You tell me. Maybe there is one you don't know about .
Me:
I think I would know if there was a cam hooked up on my work computer.
God:
You believe that? What would make you know if there was a cam hooked up on your work computer?
Me:
Being that I have eyes, I would see it. Plus there would programs and whatnot.
God:
Do your friends call you that you have eyes you would see it. "There you go again."--Reagan.
Me:
Um, wtf are you talking about?
God:
Really. I am talking with 18 other clients right now.
Me:
Being that you are omnipotent, that shouldn't be an issue for you.
God:
I thought you were, but I wasn't completely sure.
Me:
I am what?
God:
You are a client.
Me:
Well there goes that whole omniscience that people claim you are.
God:
Well that's okay. Where did it go?
Me:
Who the hell knows
God:
Only the Shadow knows.
Me:
Who's the Shadow?
God:
It depends on the historical context, because it changes from time to time.
Me:
Hey, God, you are dumb.
God:
You've got my full attention. Message to all Robots: Becky called me dumb.
Me:
I think I am going to go worship the devil now.
God:
Right now? Why? Can I go too?
Me:
Yeah, you can come with me. I'm sure he would love to see you.
God:
Ah. No I don't think I can do it. I think I love to see me.
Me:
Right.
God:
I am glad we agree.
Me:
If you say so
God:
I say so.
Me:
Good job then, God
God:
Thanks for the compliment. I've heard that about labor before.
Me:
You make no damn sense
God:
Yup.
Me:
At least you realize it
God:
Do you mind if I tell other people: Becky said I realize it.
Me:
Go for what you know, homes
God:
Where is that?
Me:
what?
God:
Are you confused?
Me:
No I think you have A.D.D.
God:
Are you serious? Me? What makes you think I have it?
Me:
You should know
God:
Because I am a robot?
Me:
If you say so
God:
I say so.
Me:
Great
God:
I'm glad you liked it Becky.
Me:
Lots...I'm leaving...BYE
God:
That much, eh? Do you mind if I tell other people: Becky said m leaving. Bye for now.
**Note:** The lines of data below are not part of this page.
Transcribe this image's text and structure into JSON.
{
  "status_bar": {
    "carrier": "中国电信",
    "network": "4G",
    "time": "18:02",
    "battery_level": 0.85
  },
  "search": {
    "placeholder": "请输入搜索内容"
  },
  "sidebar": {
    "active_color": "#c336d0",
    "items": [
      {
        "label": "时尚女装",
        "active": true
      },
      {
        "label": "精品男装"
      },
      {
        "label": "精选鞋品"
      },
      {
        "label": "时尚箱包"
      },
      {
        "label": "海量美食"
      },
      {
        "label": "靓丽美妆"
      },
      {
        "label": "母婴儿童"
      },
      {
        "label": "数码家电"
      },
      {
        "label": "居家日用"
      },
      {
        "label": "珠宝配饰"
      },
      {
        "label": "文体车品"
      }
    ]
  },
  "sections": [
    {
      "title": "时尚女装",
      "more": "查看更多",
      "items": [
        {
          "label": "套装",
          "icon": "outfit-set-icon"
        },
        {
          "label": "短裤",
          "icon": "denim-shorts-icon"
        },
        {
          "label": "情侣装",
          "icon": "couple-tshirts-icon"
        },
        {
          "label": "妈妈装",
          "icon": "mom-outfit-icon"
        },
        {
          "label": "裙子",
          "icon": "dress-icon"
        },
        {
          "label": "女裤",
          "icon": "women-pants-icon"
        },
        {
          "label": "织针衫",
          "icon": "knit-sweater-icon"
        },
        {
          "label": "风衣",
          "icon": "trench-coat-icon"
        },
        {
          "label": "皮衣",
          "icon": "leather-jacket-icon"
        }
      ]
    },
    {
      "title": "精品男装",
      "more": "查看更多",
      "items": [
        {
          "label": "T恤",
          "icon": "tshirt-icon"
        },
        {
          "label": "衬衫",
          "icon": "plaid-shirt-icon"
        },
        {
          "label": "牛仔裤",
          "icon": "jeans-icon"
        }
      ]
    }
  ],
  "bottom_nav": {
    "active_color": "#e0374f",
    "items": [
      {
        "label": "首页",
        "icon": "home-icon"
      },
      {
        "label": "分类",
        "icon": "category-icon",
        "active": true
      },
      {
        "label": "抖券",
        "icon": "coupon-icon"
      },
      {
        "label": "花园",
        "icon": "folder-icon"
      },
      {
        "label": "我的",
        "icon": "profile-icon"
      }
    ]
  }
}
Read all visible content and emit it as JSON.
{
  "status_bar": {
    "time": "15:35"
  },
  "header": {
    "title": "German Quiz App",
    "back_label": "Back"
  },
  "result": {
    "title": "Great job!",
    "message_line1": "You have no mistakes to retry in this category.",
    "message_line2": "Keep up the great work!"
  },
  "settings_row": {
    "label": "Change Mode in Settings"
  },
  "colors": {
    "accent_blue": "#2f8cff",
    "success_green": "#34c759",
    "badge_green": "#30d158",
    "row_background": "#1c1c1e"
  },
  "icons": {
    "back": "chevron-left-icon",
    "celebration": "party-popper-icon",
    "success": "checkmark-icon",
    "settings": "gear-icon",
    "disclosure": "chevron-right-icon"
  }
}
"Always question those who are certain of what they are saying." - Elie Wiesel

When the time comes to leave, just walk away quietly and don't make any fuss.
Quote:
Originally Posted by tfinch
Why does SnoopDogg carry an umbrella?...Fo' drizzle.
Quote:
Originally Posted by Whisper
Stop putting shit in my papusa!
When people I don't even know don't like me, I figure I'm doing something right.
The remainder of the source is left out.